By the way, you have a strong Bangalore presence.

Ajay Singh:
We do. We have an amazing Bangalore team, led by a great leader. There’s a lot of passion and innovation coming out of that group, and we’re very proud of it.

Namita Adavi:
That’s great to hear. Unfortunately, this is an occupational hazard — but we have to do a rapid-fire round.

Namita Adavi:
What’s a product you wish you had built?

Ajay Singh:
The founder of Juniper Networks is a close personal friend. We went to Carnegie Mellon together and worked on the same project. When he was founding Juniper, he asked me to be a co-founder — but I had already committed to starting another company. I wish I’d built that product.

Namita Adavi:
What’s one mistake early in your career that shaped how you build today?

Ajay Singh:
After my master’s in computer engineering, I went to business school and then joined Booz Allen Hamilton. You don’t realize how spoiled you get there — everyone is incredibly smart, from places like Stanford, Harvard, MIT, Carnegie Mellon.

It’s an up-or-out culture, and you give very direct feedback because the stakes are high. When I later moved to a company like Sun Microsystems, I kept my bar extremely high.

While it’s good to have high standards, I learned that managing a diverse team requires helping people grow — not expecting everyone to be a 10 out of 10. If someone is a 7, how do you help them get to an 8 or 9?

Earlier, I saw churn because people felt they’d never meet the bar. That taught me how to be a coach — helping people become stars and feel that you’re rooting for their success.

Namita Adavi:
If your team could inherit one quality from you, what would you want it to be?

Ajay Singh:
It’s all about people — hiring great people. And if someone doesn’t work out, that’s okay. You may be helping them find a place where they can thrive. When people are in the right roles, doing what they’re good at, they’re having fun and thriving. Most of the time, leadership becomes cheering the team on.

Namita Adavi:
What’s one simple question you always ask before greenlighting a product idea?

Ajay Singh:
There are standard questions about market and opportunity, but for me the most important question is about people. Who is the team we’re betting on?

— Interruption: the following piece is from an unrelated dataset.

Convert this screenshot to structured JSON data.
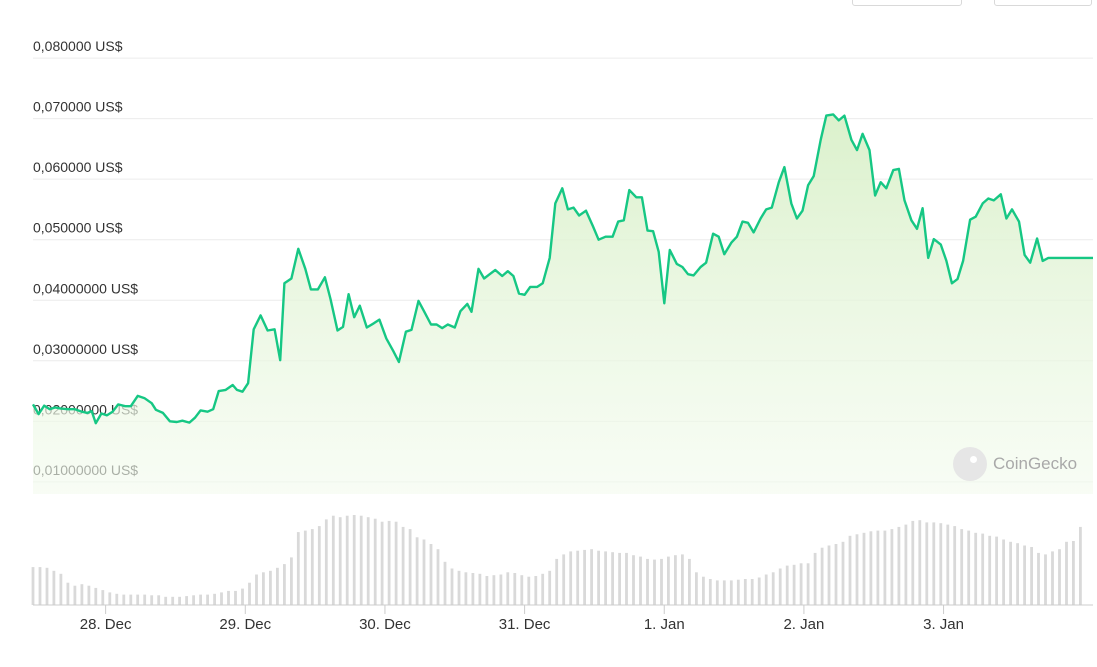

If it’s the right team, that’s what you greenlight. Environments change, ideas pivot — but the right team can adapt and find the opportunity.

Namita Adavi:
What’s one lesson you wish someone had told you when you were starting out in tech?

Ajay Singh:
We spend so much time on engineering and math, but I wish we had more education in psychology and people management — how to lead and motivate teams.

Learning how to manage large teams so they operate like an Olympic rowing team — not just motion without progress — would have been invaluable earlier.

Namita Adavi:
This has been an extremely insightful conversation. What we keep coming back to is that people remain at the core of technology strategy — even in an AI-driven world.